Jazmín es una serpiente que vive en los humedales del delta del Llobregat. Se lo conoce entero, rincón a rincón, como el dibujo de sus escamas. Ha sufrido la tragedia de ver cómo los espacios húmedos han ido disminuyendo.

De un tiempo a esta parte, se mueve por las lagunas que aún quedan: la Murtra (que ya estaba en el siglo XI), el Remolar (que también estaba en fecha cercana a aquella aunque con el nombre de “río muerto” ), el estanque de la Ricarda (antes “riera vieja”), la Magarola, el estanque de la Roberta, el estanque de Cal Arana y, la más tardía de todas en aparecer: el estanque de la Podrida (nacida en el siglo XIX).
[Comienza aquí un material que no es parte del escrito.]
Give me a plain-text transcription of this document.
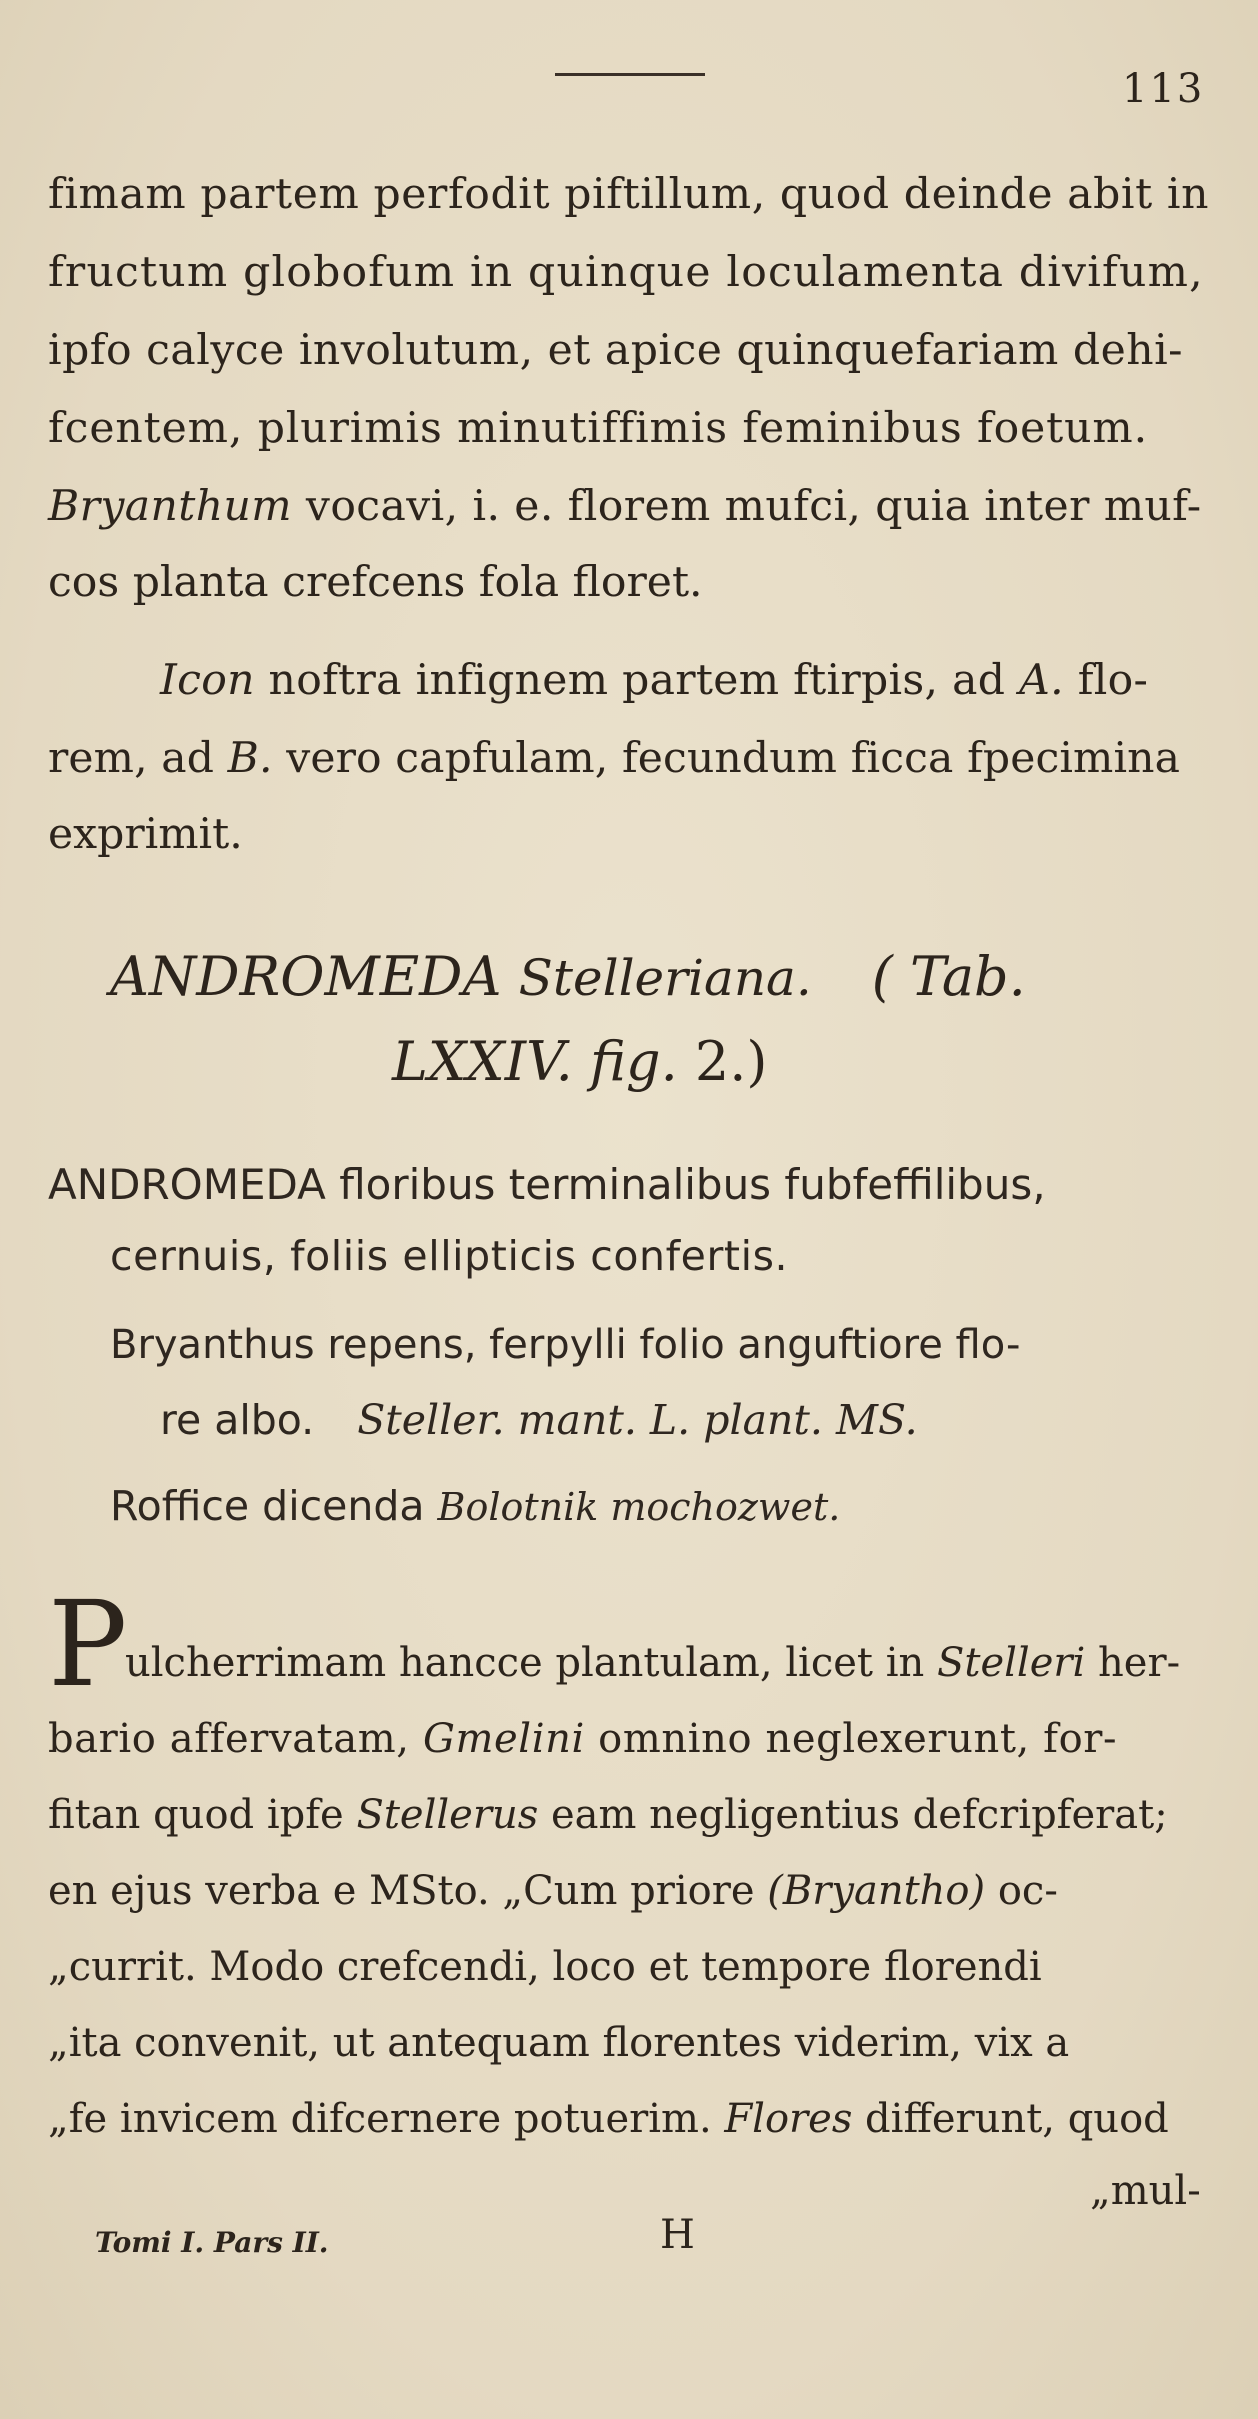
113
fimam partem perfodit piftillum, quod deinde abit in
fructum globofum in quinque loculamenta divifum,
ipfo calyce involutum, et apice quinquefariam dehi-
fcentem, plurimis minutiffimis feminibus foetum.
Bryanthum vocavi, i. e. florem mufci, quia inter muf-
cos planta crefcens fola floret.
Icon noftra infignem partem ftirpis, ad A. flo-
rem, ad B. vero capfulam, fecundum ficca fpecimina
exprimit.
ANDROMEDA Stelleriana. ( Tab.
LXXIV. fig. 2.)
ANDROMEDA floribus terminalibus fubfeffilibus,
cernuis, foliis ellipticis confertis.
Bryanthus repens, ferpylli folio anguftiore flo-
re albo. Steller. mant. L. plant. MS.
Roffice dicenda Bolotnik mochozwet.
P
ulcherrimam hancce plantulam, licet in Stelleri her-
bario affervatam, Gmelini omnino neglexerunt, for-
fitan quod ipfe Stellerus eam negligentius defcripferat;
en ejus verba e MSto. „Cum priore (Bryantho) oc-
„currit. Modo crefcendi, loco et tempore florendi
„ita convenit, ut antequam florentes viderim, vix a
„fe invicem difcernere potuerim. Flores differunt, quod
„mul-
Tomi I. Pars II.	H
Estas tres últimas, muy dañadas por el desvío del río y por las ampliaciones del puerto y el aeropuerto.

Recuerda con añoranza los estanques de la Isla y de la Massaguera, desaparecidos ambos donde ahora está la Zona Franca. Cuando pasa por la Murtra, tiene un pequeño escalofrío. Sabe que, cuando nació, estuvieron a punto de llamarla “Murtra” porque, desde el primer momento, olía muy bien.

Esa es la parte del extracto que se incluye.